Teriyaki Chicken Fried "Rice"
About this recipe
Put a healthy twist on your next teriyaki chicken meal by substituting cauliflower rice for the white rice. Even better, the meal is ready in 30 minutes — or less if you buy riced cauliflower, instead of making your own.
- 1 package (10.5 ounces) JOHNSONVILLE® Teriyaki Glazed Flame Grilled Chicken Breasts cut into 1/4 inch chunks, juices reserved.
- 1 medium (26-ounce) cauliflower head, rinsed or 4 cups “riced” cauliflower.
- 1 tablespoon canola oil
- 1 tablespoon sesame oil
- 3 eggs, beaten
- 1/2 cup onion, finely diced
- 1 cup frozen peas and carrots
- 2 cloves garlic, minced
- 3 tablespoons low-sodium soy sauce
- 3-4 scallions, sliced, whites and greens separated.
- Sesame seeds (optional garnish)
- To prep the cauliflower, remove the core and chop coarsely into florets. Place half of the cauliflower in a food processor and pulse until the it reaches the consistency of fine rice or couscous, being careful not to over process. Transfer to a bowl and repeat with remaining cauliflower.

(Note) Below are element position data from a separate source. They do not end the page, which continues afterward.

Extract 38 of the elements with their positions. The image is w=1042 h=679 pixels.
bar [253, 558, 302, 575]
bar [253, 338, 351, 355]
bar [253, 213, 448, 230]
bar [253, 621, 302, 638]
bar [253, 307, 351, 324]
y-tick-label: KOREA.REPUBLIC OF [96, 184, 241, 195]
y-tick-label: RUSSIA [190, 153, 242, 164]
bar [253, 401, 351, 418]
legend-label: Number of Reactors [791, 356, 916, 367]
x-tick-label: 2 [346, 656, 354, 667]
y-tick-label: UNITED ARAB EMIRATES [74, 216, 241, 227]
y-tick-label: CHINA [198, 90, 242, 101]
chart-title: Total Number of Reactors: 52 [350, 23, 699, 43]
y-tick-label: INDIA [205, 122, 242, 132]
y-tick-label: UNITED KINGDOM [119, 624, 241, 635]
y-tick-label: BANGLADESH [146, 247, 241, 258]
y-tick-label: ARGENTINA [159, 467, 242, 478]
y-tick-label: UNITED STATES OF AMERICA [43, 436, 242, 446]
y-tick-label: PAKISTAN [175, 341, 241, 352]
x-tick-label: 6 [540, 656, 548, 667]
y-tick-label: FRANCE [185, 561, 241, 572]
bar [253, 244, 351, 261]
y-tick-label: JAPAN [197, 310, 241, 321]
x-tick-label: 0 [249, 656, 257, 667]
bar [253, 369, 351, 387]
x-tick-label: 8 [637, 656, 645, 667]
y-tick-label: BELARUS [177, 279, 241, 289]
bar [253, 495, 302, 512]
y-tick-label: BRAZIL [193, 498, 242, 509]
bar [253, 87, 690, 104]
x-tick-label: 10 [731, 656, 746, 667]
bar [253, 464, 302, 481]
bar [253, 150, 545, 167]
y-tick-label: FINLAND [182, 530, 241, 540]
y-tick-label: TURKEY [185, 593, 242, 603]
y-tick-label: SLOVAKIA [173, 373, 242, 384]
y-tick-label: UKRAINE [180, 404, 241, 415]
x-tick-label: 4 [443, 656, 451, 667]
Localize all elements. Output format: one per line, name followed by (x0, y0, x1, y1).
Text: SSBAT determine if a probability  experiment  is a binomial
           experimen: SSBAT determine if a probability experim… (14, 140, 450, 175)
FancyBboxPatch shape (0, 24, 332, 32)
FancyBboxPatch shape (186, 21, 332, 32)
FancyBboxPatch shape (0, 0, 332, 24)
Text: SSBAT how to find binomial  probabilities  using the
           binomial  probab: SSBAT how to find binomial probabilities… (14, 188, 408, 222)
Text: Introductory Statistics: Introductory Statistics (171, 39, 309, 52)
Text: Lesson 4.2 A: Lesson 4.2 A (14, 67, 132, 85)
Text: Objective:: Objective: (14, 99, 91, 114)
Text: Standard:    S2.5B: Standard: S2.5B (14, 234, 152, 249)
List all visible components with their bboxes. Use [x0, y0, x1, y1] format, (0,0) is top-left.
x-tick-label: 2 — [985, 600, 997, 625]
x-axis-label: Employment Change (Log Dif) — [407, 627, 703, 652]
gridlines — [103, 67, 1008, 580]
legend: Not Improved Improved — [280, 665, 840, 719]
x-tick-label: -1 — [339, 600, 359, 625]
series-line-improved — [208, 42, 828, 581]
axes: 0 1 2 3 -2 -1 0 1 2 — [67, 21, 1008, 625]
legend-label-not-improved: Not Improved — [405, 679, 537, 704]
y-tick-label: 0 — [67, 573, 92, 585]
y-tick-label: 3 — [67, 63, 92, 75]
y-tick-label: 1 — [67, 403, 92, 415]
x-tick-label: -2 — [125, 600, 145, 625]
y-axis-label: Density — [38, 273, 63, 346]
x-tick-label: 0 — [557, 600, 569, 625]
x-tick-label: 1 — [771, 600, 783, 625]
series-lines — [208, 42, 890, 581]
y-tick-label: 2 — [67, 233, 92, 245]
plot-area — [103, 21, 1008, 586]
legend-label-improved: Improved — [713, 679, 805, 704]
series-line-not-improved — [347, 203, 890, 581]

- Heat the canola oil in a large skillet over medium heat. Add the eggs and cook 2–3 minutes or until firm, stirring occasionally. Remove from the skillet and set aside.
- Heat the sesame oil in the skillet. Add diced onion, scallion whites, peas and carrots and garlic and sauté for 3–4 minutes.
- Add the cauliflower rice along with the teriyaki sauce. Mix and cook approximately 4–5 minutes, stirring frequently, just until the cauliflower is tender and warmed through.
- Add chopped chicken and juices and cook for an additional 2–3 minutes.
- Mix in the cooked egg, scallion greens and remove from heat. Portion and top with a sprinkle of sesame seeds, if using.